The Big 3 wireless carriers (Rogers, Bell and TELUS) literally dominate Canadian wireless. Combined they control 95% of the Canadian wireless market, which represents over 24 million of the 26 million wireless subscribers. The others, such as WIND Mobile, Mobilicity, Public Mobile, Videotron, SaskTel and MTS own the rest. Each carrier has their corporate strategy to bring in new customers – could be lower plans, new devices, customer service or expanding LTE coverage.
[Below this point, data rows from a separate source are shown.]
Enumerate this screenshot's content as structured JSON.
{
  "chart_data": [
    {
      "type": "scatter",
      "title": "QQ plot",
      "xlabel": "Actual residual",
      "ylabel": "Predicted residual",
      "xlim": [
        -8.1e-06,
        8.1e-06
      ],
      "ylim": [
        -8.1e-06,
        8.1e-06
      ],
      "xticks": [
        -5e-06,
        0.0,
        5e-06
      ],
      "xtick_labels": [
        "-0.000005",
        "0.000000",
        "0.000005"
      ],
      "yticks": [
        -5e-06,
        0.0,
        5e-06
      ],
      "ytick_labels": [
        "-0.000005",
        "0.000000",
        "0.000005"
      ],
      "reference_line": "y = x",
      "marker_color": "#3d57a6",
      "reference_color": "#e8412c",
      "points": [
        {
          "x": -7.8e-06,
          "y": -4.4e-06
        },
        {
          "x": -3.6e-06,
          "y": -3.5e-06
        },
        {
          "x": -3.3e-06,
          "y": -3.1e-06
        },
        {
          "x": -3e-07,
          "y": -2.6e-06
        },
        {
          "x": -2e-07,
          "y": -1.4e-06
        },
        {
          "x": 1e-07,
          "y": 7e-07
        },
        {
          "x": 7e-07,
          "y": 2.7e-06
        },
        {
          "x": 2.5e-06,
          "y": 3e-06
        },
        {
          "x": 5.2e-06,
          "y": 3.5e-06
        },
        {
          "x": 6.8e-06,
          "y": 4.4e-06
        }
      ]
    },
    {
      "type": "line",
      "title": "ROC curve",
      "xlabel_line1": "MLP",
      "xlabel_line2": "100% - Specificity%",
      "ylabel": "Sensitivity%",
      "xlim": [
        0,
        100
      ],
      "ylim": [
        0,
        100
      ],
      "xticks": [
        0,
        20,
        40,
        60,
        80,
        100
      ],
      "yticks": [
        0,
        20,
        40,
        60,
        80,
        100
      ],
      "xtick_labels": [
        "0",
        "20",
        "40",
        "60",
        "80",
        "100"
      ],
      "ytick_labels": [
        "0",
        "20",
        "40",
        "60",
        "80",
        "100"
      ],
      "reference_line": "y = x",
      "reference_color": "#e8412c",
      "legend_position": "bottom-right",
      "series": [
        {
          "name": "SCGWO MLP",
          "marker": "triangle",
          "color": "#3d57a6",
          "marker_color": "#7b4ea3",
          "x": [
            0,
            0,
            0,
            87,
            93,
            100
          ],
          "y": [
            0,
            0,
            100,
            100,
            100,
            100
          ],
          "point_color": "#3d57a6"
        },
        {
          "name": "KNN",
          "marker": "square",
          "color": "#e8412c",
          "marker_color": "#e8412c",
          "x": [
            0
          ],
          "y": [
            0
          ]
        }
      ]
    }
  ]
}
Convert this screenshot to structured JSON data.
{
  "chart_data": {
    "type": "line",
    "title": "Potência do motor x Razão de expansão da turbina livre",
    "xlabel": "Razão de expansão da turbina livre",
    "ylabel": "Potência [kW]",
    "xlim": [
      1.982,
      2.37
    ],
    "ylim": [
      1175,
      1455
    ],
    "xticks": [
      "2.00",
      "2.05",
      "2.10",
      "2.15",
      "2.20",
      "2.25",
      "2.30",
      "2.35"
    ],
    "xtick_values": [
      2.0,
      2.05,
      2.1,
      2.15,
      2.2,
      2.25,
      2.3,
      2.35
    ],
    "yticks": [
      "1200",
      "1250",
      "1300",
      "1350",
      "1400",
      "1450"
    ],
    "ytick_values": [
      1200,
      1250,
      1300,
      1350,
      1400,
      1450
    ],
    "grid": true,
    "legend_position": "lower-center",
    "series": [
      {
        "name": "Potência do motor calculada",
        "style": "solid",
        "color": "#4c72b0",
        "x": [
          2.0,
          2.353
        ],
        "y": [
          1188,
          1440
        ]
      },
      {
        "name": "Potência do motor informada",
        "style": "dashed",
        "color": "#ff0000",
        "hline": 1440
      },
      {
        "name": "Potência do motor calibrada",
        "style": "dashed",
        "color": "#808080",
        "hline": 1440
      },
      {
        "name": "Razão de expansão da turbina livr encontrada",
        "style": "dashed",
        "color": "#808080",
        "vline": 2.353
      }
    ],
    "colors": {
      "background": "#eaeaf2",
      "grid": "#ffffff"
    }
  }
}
Over the years we’ve heard many carrier claims – fewest dropped calls, fastest network and most reliable. A strategy that Rogers enjoys using is claiming to be Canada’s innovative carrier and be first to introduce new products to market. Yesterday, Rob Bruce, President of Rogers Communications, proudly stated that they have been first to bring high-definition television to Canada, the first to launch HSPA+ in North America, first to launch the BlackBerry, iPhone and Android in Canada, first to launch and LTE network in Canada, and recently the first to announce a mobile payment strategy.

However, TELUS, Canada’s third largest wireless carrier, also has a bunch of firsts. Today at the Canadian Telecom Summit Robert McFarlane, Exec VP & CFO of TELUS, stated their numbers one’s take a different shape, which is in results. According to his presentation, TELUS’ recent #1’s are the following:

– Consolidated revenue growth
– Wireless external revenue growth
– Wireless EBITDA growth
– Total wireless subscriber net adds
– Wireless postpaid net adds
– Average revenue per subscriber unit (ARPU)
– Blended wireless churn
– TV subscriber net adds
– High-speed Internet net adds
– Network access line erosion

TELUS’ Q1 2012 numbers brought them to hit 7.36 million subscribers (63K net postpaid) and increased in overall revenue of 4% to total $2.6 billion, blended ARPU rose to $58.87. As for Rogers, their Q1 2012 results saw blended ARPU fall $2.26 $57.65, subscriber base rise to 9.31 million, but net postpaid additions were 47,000. However, Bell Q1 subscriber base increased to 7,406,155, up 2.2%, with blended ARPU reaching $53.84/month.

It’ll be interesting to see if TELUS can manage to overtake Bell and become Canada’s second largest wireless player. Upcoming devices are the Galaxy S III, a few entry level Androids, the Nokia Lumia 610 and we’re also hearing the HTC One X will find its way to the friendly network soon.